The first thing that caught my eye in NeiTea House was the presence of the two large flat-screen TVs—one next to the front door, the other above the register. They were both scrolling through images of nameless menu items, including colorful desserts, icy-cold tea drinks and a variety of savory snacks and soups.
The decor of this Japanese/Hong Kong cafe is simple, but the place bubbles with activity. Loud, energetic music plays on the speakers, and there is a rack of random magazines available for perusing, not to mention several board games. The walls are filled with drawings done on small sticky notes by customers. My favorite was of a sketch of a Pacman preparing to eat a ghost with a woman right below him about to consume some tea.
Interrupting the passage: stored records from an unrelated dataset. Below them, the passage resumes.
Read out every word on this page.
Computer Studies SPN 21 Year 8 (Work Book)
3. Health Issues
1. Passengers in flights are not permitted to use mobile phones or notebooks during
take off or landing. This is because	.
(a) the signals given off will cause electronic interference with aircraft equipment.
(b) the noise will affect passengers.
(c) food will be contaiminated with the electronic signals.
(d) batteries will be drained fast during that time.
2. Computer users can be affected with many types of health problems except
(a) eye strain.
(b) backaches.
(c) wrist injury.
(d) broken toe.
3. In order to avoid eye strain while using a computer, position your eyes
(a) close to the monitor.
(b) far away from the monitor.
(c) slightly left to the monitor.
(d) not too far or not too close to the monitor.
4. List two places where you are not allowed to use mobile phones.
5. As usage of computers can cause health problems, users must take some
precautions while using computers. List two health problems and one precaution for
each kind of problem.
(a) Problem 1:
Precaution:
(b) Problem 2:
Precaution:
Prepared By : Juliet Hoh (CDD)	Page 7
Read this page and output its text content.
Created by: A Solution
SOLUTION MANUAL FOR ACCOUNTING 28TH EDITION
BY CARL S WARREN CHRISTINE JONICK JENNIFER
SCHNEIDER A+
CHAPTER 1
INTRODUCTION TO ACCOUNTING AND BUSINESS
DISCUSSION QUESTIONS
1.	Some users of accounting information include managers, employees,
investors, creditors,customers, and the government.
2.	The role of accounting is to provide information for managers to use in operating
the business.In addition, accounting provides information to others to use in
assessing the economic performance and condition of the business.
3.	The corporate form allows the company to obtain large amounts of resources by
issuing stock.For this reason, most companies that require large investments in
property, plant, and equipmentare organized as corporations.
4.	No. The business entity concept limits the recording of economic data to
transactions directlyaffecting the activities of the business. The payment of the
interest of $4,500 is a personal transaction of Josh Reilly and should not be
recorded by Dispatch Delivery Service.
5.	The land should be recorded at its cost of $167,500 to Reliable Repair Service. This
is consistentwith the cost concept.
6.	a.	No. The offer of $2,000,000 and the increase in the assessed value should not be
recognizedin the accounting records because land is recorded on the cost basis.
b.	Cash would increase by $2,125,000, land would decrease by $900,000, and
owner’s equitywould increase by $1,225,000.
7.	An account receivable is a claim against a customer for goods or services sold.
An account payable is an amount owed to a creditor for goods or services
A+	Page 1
NeiTea House’s desserts and teas are the biggest allure. The egg puff (or eggette) is a must-try item. It is a simple wafflelike pastry that’s popular in Hong Kong. NeiTea serves large sheets of egg puffs for $3.25 apiece. The “original” flavor is lightly sweet, and the puff is soft on the inside, crispy on the outside and made fresh with each order.
The other main dessert item, crepes, is a strictly Japanese concoction. The crepes are thin, crispy, fresh and wrapped like a cone—indeed, much like a waffle cone, except that it can still unravel if set down on the table. The ice cream and toppings are served inside the crepe, along with a spoon. I had strawberry ice cream with blueberries, strawberries, chocolate syrup and whipped cream ($5.25). The bites of crepes, ice cream and toppings all together are the best. Who knew that ice cream and crepes were such a perfect fit?
The milk tea and honey green tea ($2.25) are particularly delicious. The taste of honey in the green tea is so strong it nearly overrides any tea flavor. They are served either hot or cold. The popcorn chicken was basically fried chicken with salt, pepper, basil leaves and white mushrooms ($3.50). The takoyaki, fried octopus balls, were crispy on the outside, mushy on the inside and served with takoyaki sauce, which is similar to Worcestershire sauce ($3.25). The barbecue pork and corn ramen was filling and delicious, particularly the doughy noodles and long slices of pork. It also comes with chives, corn and fish cakes ($6.95).
Lastly, the owner suggested I try a new item: an Asian fusion pizza made with bacon, chives, seaweed, cheese and kimchi ($6.75). The flavors, he said, are a mixed bag from all over Asia. Each bite varied wildly, depending on which items I happened to get in that particular mouthful.